Conventional SPR Shake-Up
Graffinity’s screening method literally turns conventional SPR methodologies upside down. Rather than immobilizing the target protein on the chip and running each compound in the library over it, it immobilizes each compound in its own sensor field and runs the target protein over them, explains Mathias Woker, CBO, who adds that this method has a number of advantages.
First, he says, it can vary the point at which the compound binds to the chip, presenting different surfaces to the target protein.
Renate Sekul, Ph.D., head of research and development at Graffinity, thinks that “it is highly important to screen an active protein,” which is feasible in this system since the protein is in solution. This also makes standardizing the binding conditions across the library much easier.
Second, it is fast, Woker notes, making it well suited to high-throughput screens. This is partially because chip regeneration is not as much of an issue, and partially because they measure light spectrum shifts rather than light angle shifts to minimize errors, Dr. Sekul said.

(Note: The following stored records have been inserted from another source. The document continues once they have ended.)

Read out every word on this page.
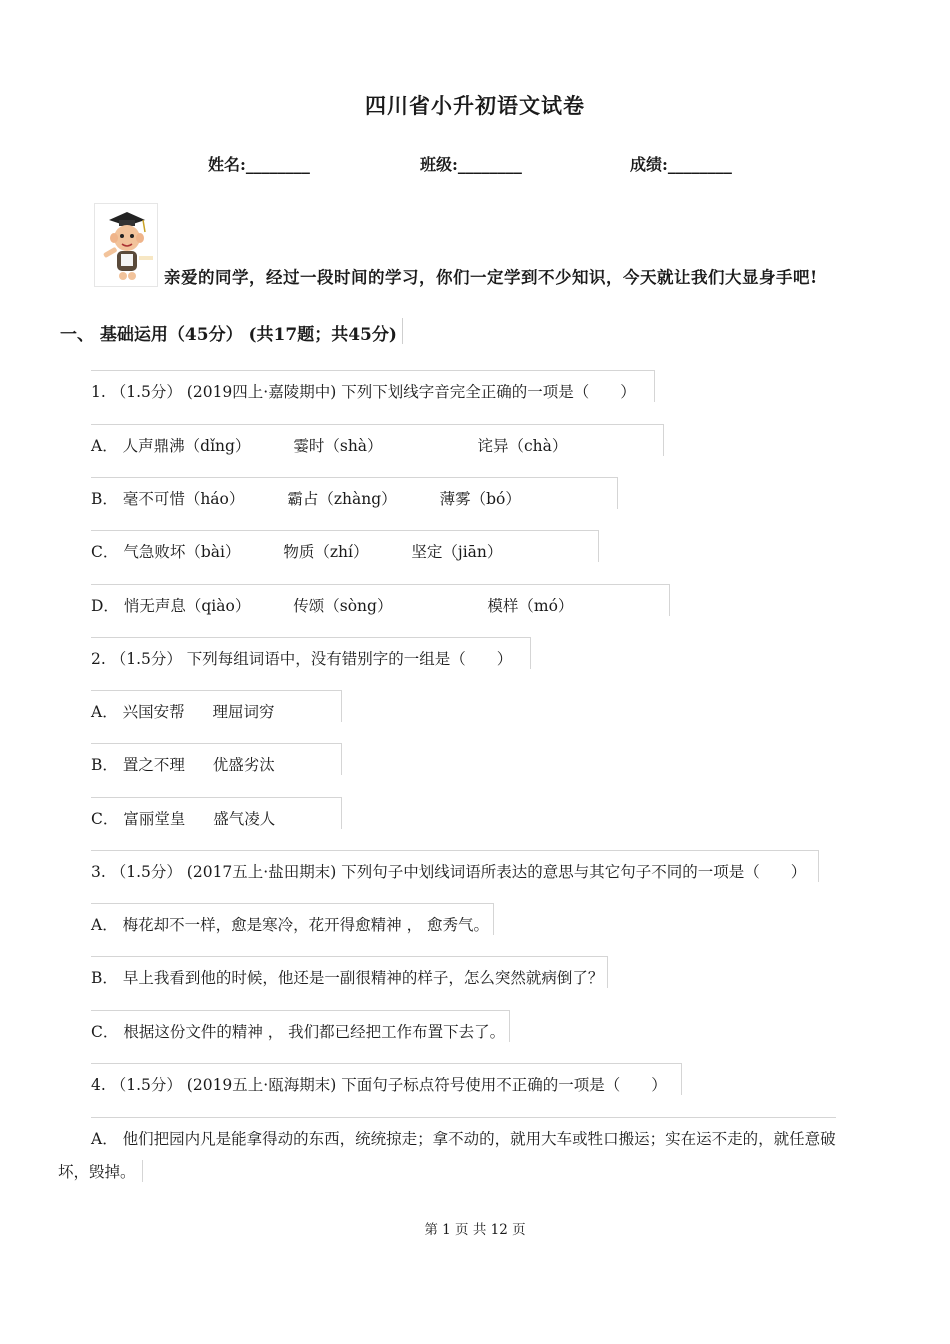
四川省小升初语文试卷
姓名:________	班级:________	成绩:________
亲爱的同学，经过一段时间的学习，你们一定学到不少知识，今天就让我们大显身手吧!
一、 基础运用（45分） (共17题；共45分)
1. （1.5分） (2019四上·嘉陵期中) 下列下划线字音完全正确的一项是（　　）
A． 人声鼎沸（dǐng）	霎时（shà）	诧异（chà）
B． 毫不可惜（háo）	霸占（zhàng）	薄雾（bó）
C． 气急败坏（bài）	物质（zhí）	坚定（jiān）
D． 悄无声息（qiào）	传颂（sòng）	模样（mó）
2. （1.5分） 下列每组词语中，没有错别字的一组是（　　）
A． 兴国安帮 理屈词穷
B． 置之不理 优盛劣汰
C． 富丽堂皇 盛气凌人
3. （1.5分） (2017五上·盐田期末) 下列句子中划线词语所表达的意思与其它句子不同的一项是（　　）
A． 梅花却不一样，愈是寒冷，花开得愈精神 ， 愈秀气。
B． 早上我看到他的时候，他还是一副很精神的样子，怎么突然就病倒了？
C． 根据这份文件的精神 ， 我们都已经把工作布置下去了。
4. （1.5分） (2019五上·瓯海期末) 下面句子标点符号使用不正确的一项是（　　）
A． 他们把园内凡是能拿得动的东西，统统掠走；拿不动的，就用大车或牲口搬运；实在运不走的，就任意破
坏，毁掉。
第 1 页 共 12 页
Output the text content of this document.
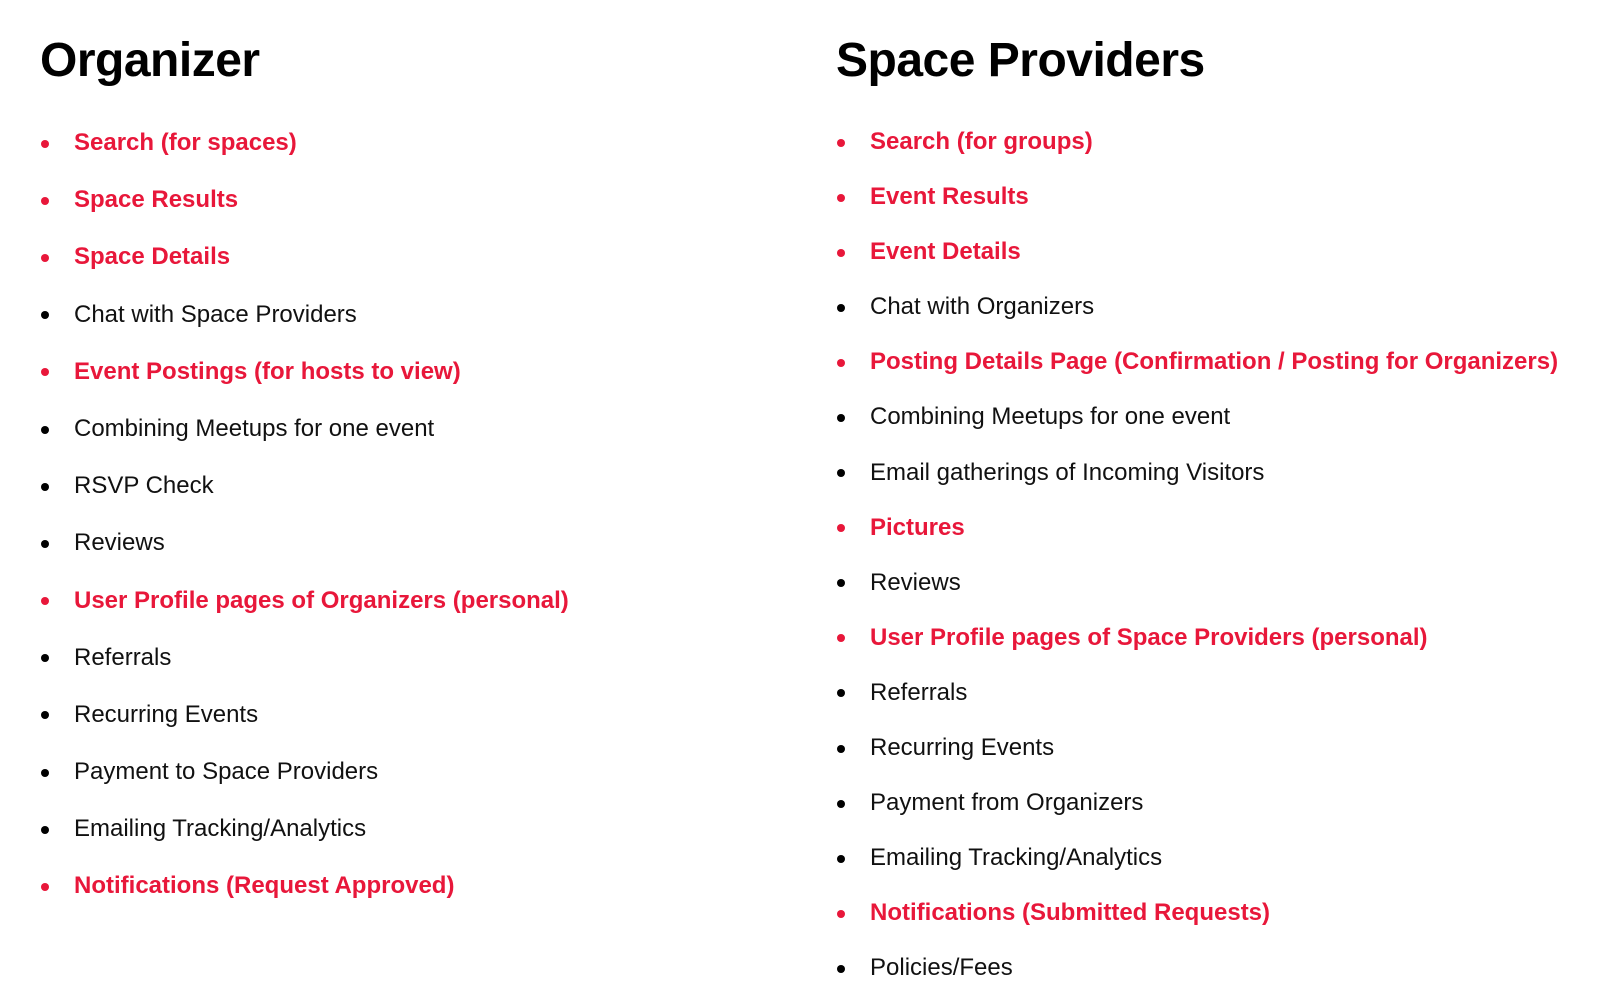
Organizer
Search (for spaces)
Space Results
Space Details
Chat with Space Providers
Event Postings (for hosts to view)
Combining Meetups for one event
RSVP Check
Reviews
User Profile pages of Organizers (personal)
Referrals
Recurring Events
Payment to Space Providers
Emailing Tracking/Analytics
Notifications (Request Approved)
Space Providers
Search (for groups)
Event Results
Event Details
Chat with Organizers
Posting Details Page (Confirmation / Posting for Organizers)
Combining Meetups for one event
Email gatherings of Incoming Visitors
Pictures
Reviews
User Profile pages of Space Providers (personal)
Referrals
Recurring Events
Payment from Organizers
Emailing Tracking/Analytics
Notifications (Submitted Requests)
Policies/Fees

Woker claims that “a Graffinity screen of 110,000 compounds takes 10 days where usually an experiment would take more than three months with strong limitations concerning the solubility of the compounds screened and the conformity of the results concerning consistent protein quality over the experiment time frame.”
Since 2002, Graffinity has screened over 80 targets, including kinases, phospodiesterases, proteases, nuclear hormone receptors, and even RNAs, and found hits for all of them, Woker concludes.